Hasta el 1 de mayo era sólo un niño travieso, a partir de ese momento su fechoría está calificada como delito y, si no fuera por su corta edad, ya se habría enfrentado en varias ocasiones a la Justicia e, incluso, habría podido pasar algunos días en un centro de reforma.
Un adolescente de 13 años, y que por tanto no puede ser imputado por un delito, ha sido descubierto ya en tres ocasiones circulando libremente con su ciclomotor por las calles de la capital. No sólo no tiene carné, sino tampoco edad para obtenerlo. Y lo que es peor, hasta ahora su peligrosa práctica ha quedado impune.
En estos casos los agentes ordenan el bloqueo del vehículo, llaman la atención al infractor y avisan a los padres.

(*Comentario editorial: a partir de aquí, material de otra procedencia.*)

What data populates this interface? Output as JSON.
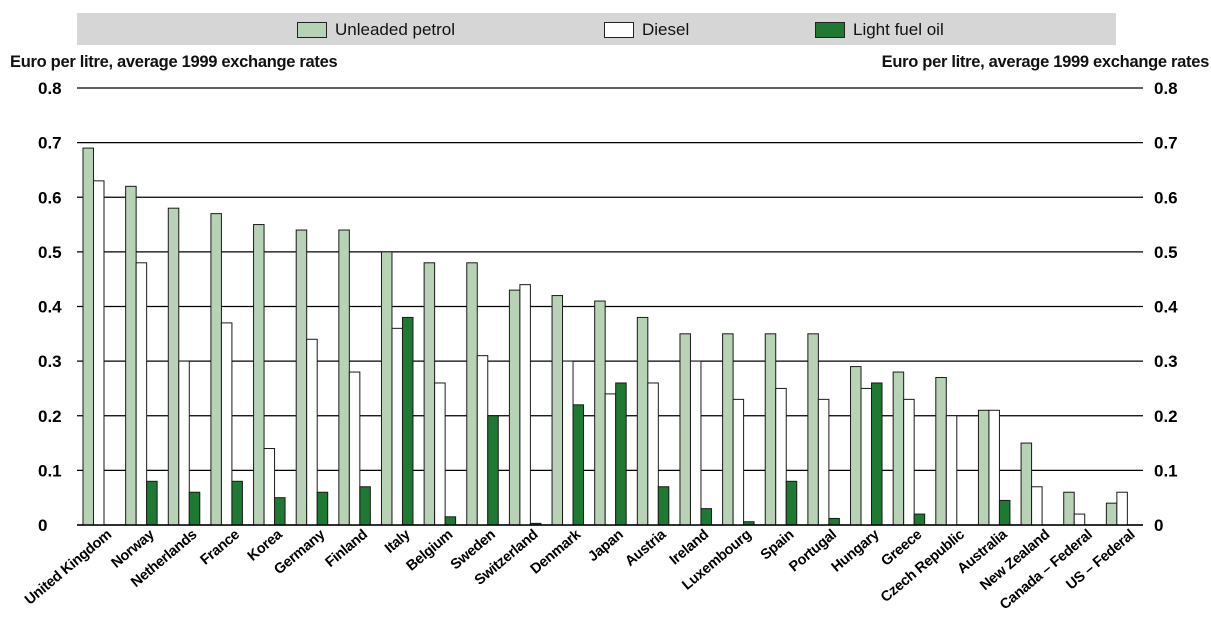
{
  "legend": {
    "items": [
      {
        "label": "Unleaded petrol",
        "color": "#b8d2b5"
      },
      {
        "label": "Diesel",
        "color": "#ffffff"
      },
      {
        "label": "Light fuel oil",
        "color": "#1e7a33"
      }
    ]
  },
  "axis": {
    "left_title": "Euro per litre, average 1999 exchange rates",
    "right_title": "Euro per litre, average 1999 exchange rates"
  },
  "chart_data": {
    "type": "bar",
    "ylim": [
      0,
      0.8
    ],
    "yticks": [
      0,
      0.1,
      0.2,
      0.3,
      0.4,
      0.5,
      0.6,
      0.7,
      0.8
    ],
    "ytick_labels": [
      "0",
      "0.1",
      "0.2",
      "0.3",
      "0.4",
      "0.5",
      "0.6",
      "0.7",
      "0.8"
    ],
    "grid": true,
    "legend_position": "top",
    "categories": [
      "United Kingdom",
      "Norway",
      "Netherlands",
      "France",
      "Korea",
      "Germany",
      "Finland",
      "Italy",
      "Belgium",
      "Sweden",
      "Switzerland",
      "Denmark",
      "Japan",
      "Austria",
      "Ireland",
      "Luxembourg",
      "Spain",
      "Portugal",
      "Hungary",
      "Greece",
      "Czech Republic",
      "Australia",
      "New Zealand",
      "Canada – Federal",
      "US – Federal"
    ],
    "series": [
      {
        "name": "Unleaded petrol",
        "color": "#b8d2b5",
        "values": [
          0.69,
          0.62,
          0.58,
          0.57,
          0.55,
          0.54,
          0.54,
          0.5,
          0.48,
          0.48,
          0.43,
          0.42,
          0.41,
          0.38,
          0.35,
          0.35,
          0.35,
          0.35,
          0.29,
          0.28,
          0.27,
          0.21,
          0.15,
          0.06,
          0.04
        ]
      },
      {
        "name": "Diesel",
        "color": "#ffffff",
        "values": [
          0.63,
          0.48,
          0.3,
          0.37,
          0.14,
          0.34,
          0.28,
          0.36,
          0.26,
          0.31,
          0.44,
          0.3,
          0.24,
          0.26,
          0.3,
          0.23,
          0.25,
          0.23,
          0.25,
          0.23,
          0.2,
          0.21,
          0.07,
          0.02,
          0.06
        ]
      },
      {
        "name": "Light fuel oil",
        "color": "#1e7a33",
        "values": [
          0.0,
          0.08,
          0.06,
          0.08,
          0.05,
          0.06,
          0.07,
          0.38,
          0.015,
          0.2,
          0.003,
          0.22,
          0.26,
          0.07,
          0.03,
          0.006,
          0.08,
          0.012,
          0.26,
          0.02,
          0.0,
          0.045,
          0.0,
          0.0,
          0.0
        ]
      }
    ]
  }
}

Pero el trámite reglamentario para unos hechos que están tipificados como delito no podrá cumplirse puesto que el chico tiene menos de 14 años y por tanto la ley lo considera inimputable.
Tanto la Fiscalía como la Policía Local reconocen que hay otros casos de menores a los que se ha descubierto en varias ocasiones circulando sin haber obtenido nunca el permiso, a pesar de que sólo han pasado seis meses desde que la norma entró en vigor.
Los controles policiales preventivos dan sus frutos, pero lo cierto es que muchos caen también por cometer otras faltas, como circular en moto sin casco o con otro joven de paquete que no lo lleva.
Una vez en manos de los juzgados, el castigo puede ir desde multas y trabajos en beneficio de la comunidad hasta un eventual ingreso en un centro de reforma para los casos más graves de conducción temeraria.
Aunque el primer caso es el más llamativo, no lo es menos el ocurrido el pasado mes de junio, cuando un chico de 15 años fue detenido dos veces con menos de una hora de diferencia por conducir un ciclomotor sin la licencia obligatoria.
El adolescente fue interceptado por una unidad de la Policía Local de Málaga mientras circulaba por las calles del distrito Cruz del Humilladero.
Los agentes comprobaron que el menor carecía de la licencia de conducción, por lo que fue detenido y trasladado a las dependencias del Grupo de Atestados, donde se instruyeron las diligencias del caso. Allí permaneció hasta que quedó en libertad. El menor se marchó acompañado de su madre.
Pero no se resignaba a renunciar a su moto y la misma patrulla de la Policía Local que lo había arrestado en una primera ocasión volvió a sorprenderlo cuando circulaba por el paseo de los Tilos, a la altura del puente de Juan Pablo II. Sin embargo, en este caso su atrevimiento llegó más lejos e intentó darse a la fuga, aunque sin éxito.